I think the UUID scheme (or something like it) makes a whole lot of sense,
but it is a rather significant change.
> > Re special characters and quoting: I agree with James' original point that
> > the HTTP URL spec has quoting rules for just this reason, but from a
> > practical point of view, the client and server implementations have a lot
> > of bugs in this area. That's what I discovered implementing WebDAV for
> > the LNI: it wasn't worth trying to encode a slash (/) in a URL, e.g.
> > within a Handle, because it would just get stomped on differently by
> > the different clients. Better to let it get used literally as a
> > path element separator and make the servlet clever enough to figure it out.
> > Also, construct the servlet's URL so the whole path after a certain
> > point is part of the object URI, e.g. the Handle.
>
> Again, this sounds fine. The only reason this doesn't work with the
> current implementation with Handles is for referencing bitstreams -- we
> are forced to make assumptions about the structure of the persistent
> identifiers because we use the (arbitrary and unpredictable) filename as
> part of the URL. This must be avoided, whichever scheme we eventually
> use.
Do you mean the way Bitstreams are referenced in a "/bitstream/" servlet
URL? I thought the path actually doesn't matter there -- it can be
anything, the servlet only looks at the sequence ID, because the URL
follows the pattern:
<prefix>/bitstream/<handle>/<SequenceID>/<path>
e.g.
http://dspace.mit.edu/bitstream/1721.1/35700/2/60504128-MIT.pdf
...hmm, it didn't _used_ to care what the path was at all, it would
retrieve the bitstream referenced by the Sequence ID. Now, at
least on the 1.4.1 system I checked, both SID and path have to match.
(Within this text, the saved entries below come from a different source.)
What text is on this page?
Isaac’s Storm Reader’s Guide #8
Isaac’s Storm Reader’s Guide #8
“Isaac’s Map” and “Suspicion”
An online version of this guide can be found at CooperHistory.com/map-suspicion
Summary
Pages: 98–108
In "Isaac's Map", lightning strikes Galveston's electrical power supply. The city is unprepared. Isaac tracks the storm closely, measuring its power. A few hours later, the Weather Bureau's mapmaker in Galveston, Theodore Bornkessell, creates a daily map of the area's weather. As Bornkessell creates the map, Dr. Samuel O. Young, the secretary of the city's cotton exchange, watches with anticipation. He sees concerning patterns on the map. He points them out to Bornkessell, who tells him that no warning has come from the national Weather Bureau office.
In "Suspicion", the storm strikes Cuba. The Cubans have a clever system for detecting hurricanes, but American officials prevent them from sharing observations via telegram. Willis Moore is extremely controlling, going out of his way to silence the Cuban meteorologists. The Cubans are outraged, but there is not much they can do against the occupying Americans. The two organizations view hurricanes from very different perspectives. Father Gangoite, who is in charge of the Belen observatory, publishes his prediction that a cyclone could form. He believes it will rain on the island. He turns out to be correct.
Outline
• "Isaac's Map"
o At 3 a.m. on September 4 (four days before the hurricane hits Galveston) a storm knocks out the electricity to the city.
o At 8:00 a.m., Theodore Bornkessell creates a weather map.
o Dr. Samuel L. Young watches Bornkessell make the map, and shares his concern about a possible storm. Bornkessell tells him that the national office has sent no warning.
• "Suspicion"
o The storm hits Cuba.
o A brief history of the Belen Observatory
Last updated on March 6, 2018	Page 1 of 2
But it doesn't have to be implemetned that way. Since Sequence IDs
are the ONLY Bitstream metadata which must be unique within an Item,
the servlet might as well just ignore the path.
(Of course, this ignores the necessity of the "/html/" servlet which
_only_ uses the path to locate Bitstreams, leaving out the SequenceID
because it has to satisfy relative link paths within the bitstreams
of an archived website..)
So, if we allow literal persistent IDs to be stuffed into URLs,
I guess the PersistentIdentifier plugin needs a method to help parse
the URL and return the segment of path after the persistent ID, so
we can follow a general rule for encoding bitstream references.
The other option would be to have the PID-type-specific method
interpret the entire rest of the path itself, returning the
indicated content model object, possibly a Bitstream.